Lichtzinnig boekhoudersbrein
Nico Scheepmaker steekt in zijn verzameling Trijfels (gebundeld in de serie ‘Columns’ van Sijthoff, 159 p., f24,75) Het bolletje van IBM een lofrede af op zijn elektronische schrijfmachine, maar die titel lijkt door nostalgie ingegeven. Scheepmaker beschikt toch al langer dan wie ook over een computer; volgens Karel van het Reve zelfs ‘de best geoutilleerde computer van Nederland’: het geheugen wordt gevormd door de 900.000 lezers van de elf GPD-bladen die van maandag tot en met vrijdags een vers geschreven Trijfel krijgen voorgezet. Het is een voorziening waar de provincie om te benijden valt.
Toch legt dat immense geheugen van 900.000 bits het nogal eens af tegen Scheepmakers onverzadigbare nieuwsgierigheid. ‘Ik ben een Pietje Precies’, zo verontschuldigt hij het eigen beminnelijke boekhoudersbrein, dat smokkelen met de balans niet verdraagt en daarom niet tevreden is met halve antwoorden van lezers op de vraag wie de dichter zou kunnen zijn van de ‘wachtkamertophit’ De mens lijdt dikwijls 't meest/Onder 't lijden dat hij vreest, of waar Heine gezegd kan hebben dat hij, mocht de wereld vergaan, spoorslags naar Nederland zou afreizen omdat bij ons alles vijftig jaar later gebeurt. Scheepmaker rust in zulke gevallen niet voor hij gedaan heeft wat in zijn vermogen ligt: het volledig dichtwerk van ds. E. Laurillard doorvorst, Revius-kenner W.A.P. Smit opgebeld, de directeur van de Arbeitsstelle der Heine-Ausgabe dr. Windfuhr aangeschreven, vijf citatenwoordenboeken navlooid.

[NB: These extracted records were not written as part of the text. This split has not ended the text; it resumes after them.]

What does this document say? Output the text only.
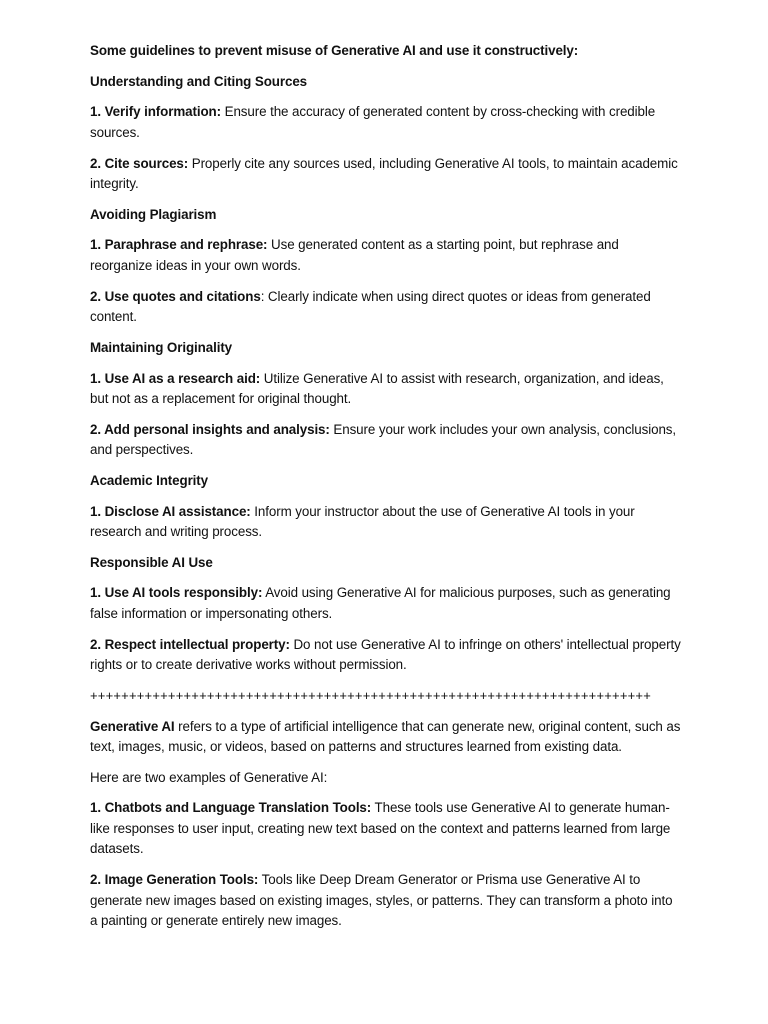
Some guidelines to prevent misuse of Generative AI and use it constructively:
Understanding and Citing Sources

1. Verify information: Ensure the accuracy of generated content by cross-checking with credible sources.

2. Cite sources: Properly cite any sources used, including Generative AI tools, to maintain academic integrity.

Avoiding Plagiarism

1. Paraphrase and rephrase: Use generated content as a starting point, but rephrase and reorganize ideas in your own words.

2. Use quotes and citations: Clearly indicate when using direct quotes or ideas from generated content.

Maintaining Originality

1. Use AI as a research aid: Utilize Generative AI to assist with research, organization, and ideas, but not as a replacement for original thought.

2. Add personal insights and analysis: Ensure your work includes your own analysis, conclusions, and perspectives.

Academic Integrity

1. Disclose AI assistance: Inform your instructor about the use of Generative AI tools in your research and writing process.

Responsible AI Use

1. Use AI tools responsibly: Avoid using Generative AI for malicious purposes, such as generating false information or impersonating others.

2. Respect intellectual property: Do not use Generative AI to infringe on others' intellectual property rights or to create derivative works without permission.

++++++++++++++++++++++++++++++++++++++++++++++++++++++++++++++++++++++++

Generative AI refers to a type of artificial intelligence that can generate new, original content, such as text, images, music, or videos, based on patterns and structures learned from existing data.

Here are two examples of Generative AI:

1. Chatbots and Language Translation Tools: These tools use Generative AI to generate human-like responses to user input, creating new text based on the context and patterns learned from large datasets.

2. Image Generation Tools: Tools like Deep Dream Generator or Prisma use Generative AI to generate new images based on existing images, styles, or patterns. They can transform a photo into a painting or generate entirely new images.
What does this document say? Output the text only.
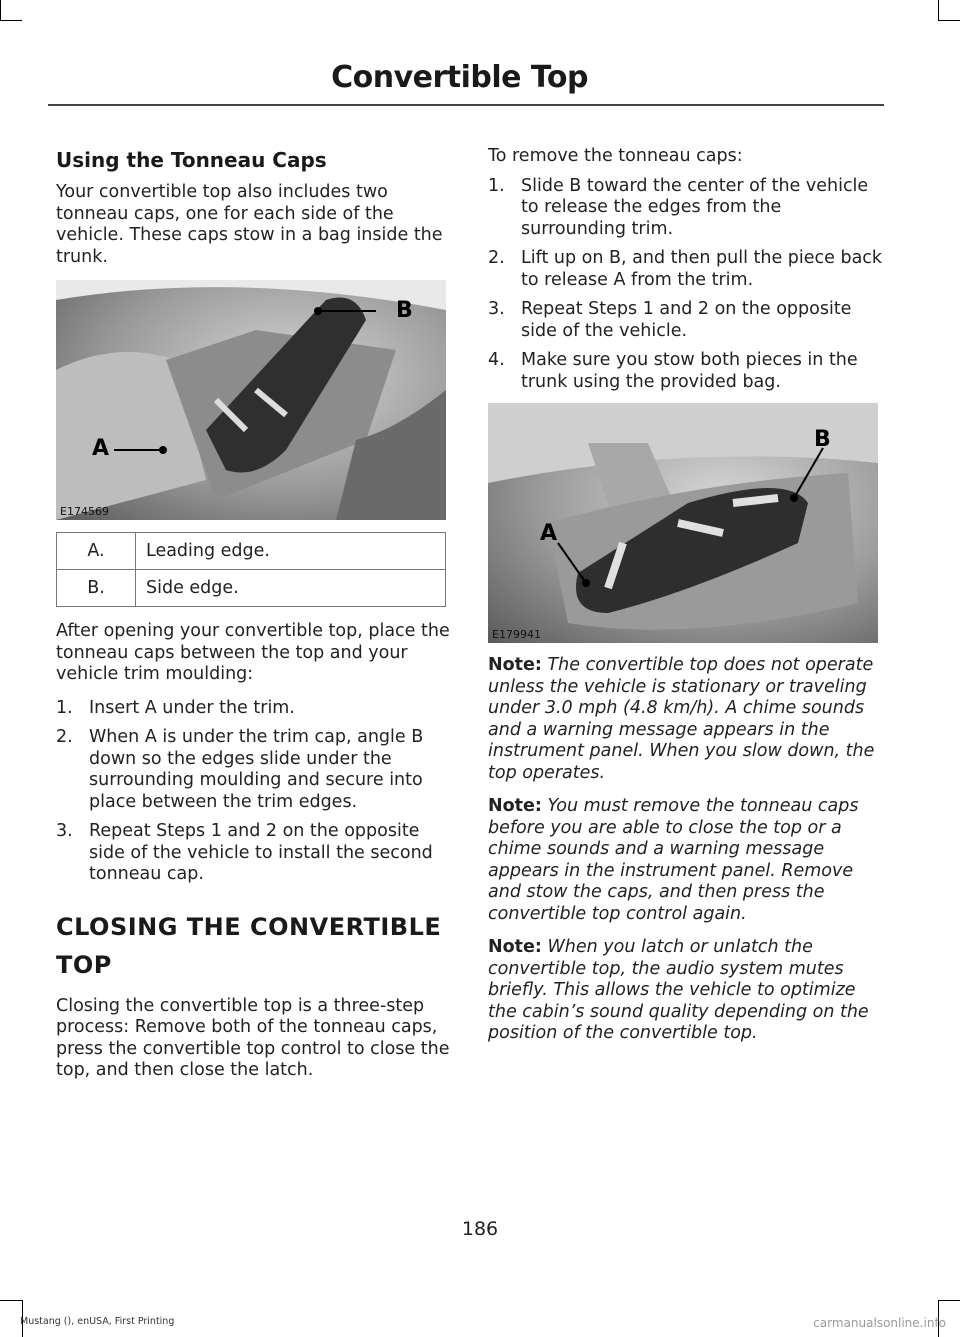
Convertible Top
Using the Tonneau Caps

Your convertible top also includes two tonneau caps, one for each side of the vehicle. These caps stow in a bag inside the trunk.

B
A
E174569
A.	Leading edge.
B.	Side edge.

After opening your convertible top, place the tonneau caps between the top and your vehicle trim moulding:

1. Insert A under the trim.
2. When A is under the trim cap, angle B down so the edges slide under the surrounding moulding and secure into place between the trim edges.
3. Repeat Steps 1 and 2 on the opposite side of the vehicle to install the second tonneau cap.
CLOSING THE CONVERTIBLE TOP

Closing the convertible top is a three-step process: Remove both of the tonneau caps, press the convertible top control to close the top, and then close the latch.

To remove the tonneau caps:

1. Slide B toward the center of the vehicle to release the edges from the surrounding trim.
2. Lift up on B, and then pull the piece back to release A from the trim.
3. Repeat Steps 1 and 2 on the opposite side of the vehicle.
4. Make sure you stow both pieces in the trunk using the provided bag.
B
A
E179941

Note: The convertible top does not operate unless the vehicle is stationary or traveling under 3.0 mph (4.8 km/h). A chime sounds and a warning message appears in the instrument panel. When you slow down, the top operates.

Note: You must remove the tonneau caps before you are able to close the top or a chime sounds and a warning message appears in the instrument panel. Remove and stow the caps, and then press the convertible top control again.

Note: When you latch or unlatch the convertible top, the audio system mutes briefly. This allows the vehicle to optimize the cabin’s sound quality depending on the position of the convertible top.

186
Mustang (), enUSA, First Printing	carmanualsonline.info
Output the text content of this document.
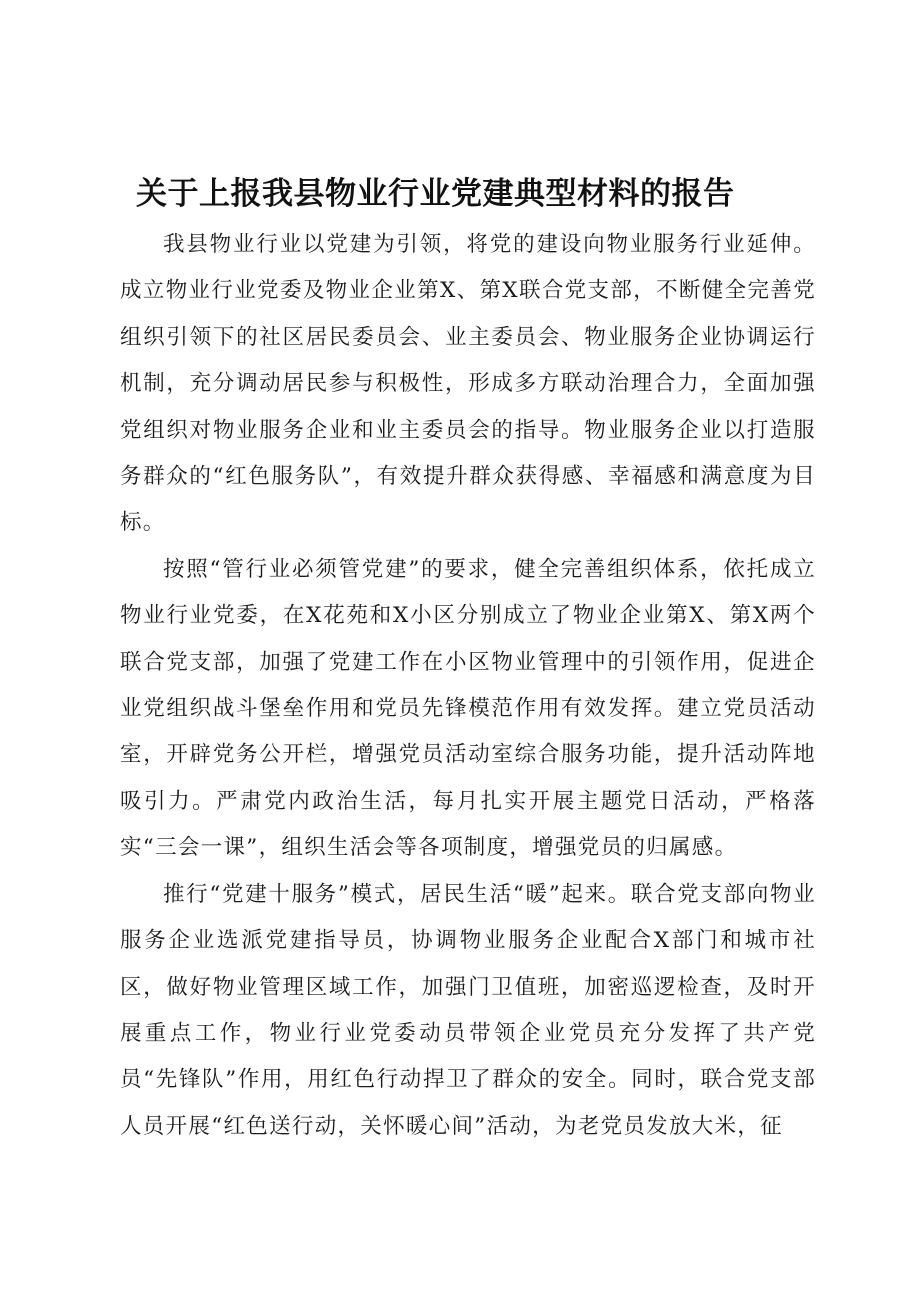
关于上报我县物业行业党建典型材料的报告

我县物业行业以党建为引领，将党的建设向物业服务行业延伸。成立物业行业党委及物业企业第X、第X联合党支部，不断健全完善党组织引领下的社区居民委员会、业主委员会、物业服务企业协调运行机制，充分调动居民参与积极性，形成多方联动治理合力，全面加强党组织对物业服务企业和业主委员会的指导。物业服务企业以打造服务群众的“红色服务队”，有效提升群众获得感、幸福感和满意度为目标。

按照“管行业必须管党建”的要求，健全完善组织体系，依托成立物业行业党委，在X花苑和X小区分别成立了物业企业第X、第X两个联合党支部，加强了党建工作在小区物业管理中的引领作用，促进企业党组织战斗堡垒作用和党员先锋模范作用有效发挥。建立党员活动室，开辟党务公开栏，增强党员活动室综合服务功能，提升活动阵地吸引力。严肃党内政治生活，每月扎实开展主题党日活动，严格落实“三会一课”，组织生活会等各项制度，增强党员的归属感。

推行“党建十服务”模式，居民生活“暖”起来。联合党支部向物业服务企业选派党建指导员，协调物业服务企业配合X部门和城市社区，做好物业管理区域工作，加强门卫值班，加密巡逻检查，及时开展重点工作，物业行业党委动员带领企业党员充分发挥了共产党员“先锋队”作用，用红色行动捍卫了群众的安全。同时，联合党支部人员开展“红色送行动，关怀暖心间”活动，为老党员发放大米，征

De rubriek lijkt Scheepmakers alibi om zich serieus te kunnen verdiepen in lichtzinnige vragen als wat er in het pannetje van Kniertje mag hebben gezeten, of hoeveel ‘Hendrikseuvels’ (het door de dichter Hendrik de Vries poëtisch ontoelaatbaar geachte beginnen van een woord met de laatste letter van het voorgaande woord) de Nederlandse dichtkunst bevat en of dat er meer zijn dan statistisch voorspelbaar is. Scheepmakers onvermoeibare ijver hoort misschien aan verhevener zaken besteed dan aan de herschrijving van Bloems Dapperstraat in vier ‘ollekebollekes’, of aan een ‘doorsmeerbeurt’ van Achterbergs Ichthyologie. Maar juist het onserieuze is een onvervreemdbaar deel van de charme van de Trijfels. Heten ze ook niet naar maagbedervend, in alcohol gedrenkt slagroomgebak?
Robert-Henk Zuidinga selecteerde voor de bundel de Trijfels met een literair karakter en ontdeed ze van ‘al te tijdgebonden toespelingen’. Het geeft lichte ergernis dat de stukken niet van een datum zijn voorzien, het is nogal hovaardig om aan te nemen dat ze, in boekvorm, níét gedateerd zullen raken.
De mooiste stukken ontstijgen de banaliteit: dat over het bosje chrysanten, met enige verlegenheid gelegd voor het Frankfurtse geboortehuis van Anne Frank (‘men moet zich nooit door gêne de wet laten voorschrijven’), over de dood van de schrijver Valentin Raspoetin, in elkaar geslagen om een spijkerbroek, over de gevangenschap van de Vietnamese dichter Nguyen Chi Thien en over hoe mooi de gedichten van Jaroslav Seifert zijn. In zulke stukken worden emoties slechts terloops aangegeven, Scheepmaker is schrikachtig voor zulke intimiteiten, en dus discreet. Nog beleefder is het dat hij zijn ‘goed opgebouwde opinies’, waarom de jury van de NDP-prijs voor de dagbladjournalistiek hem zo prees, meestal voor zich houdt. Wat is er saaier dan ‘een opinie’ te hebben over Christian Morgenstern? Het is triviaal om Morgensterns Aesthetische Wiesel te vertalen in een limerick, maar er rust zegen op.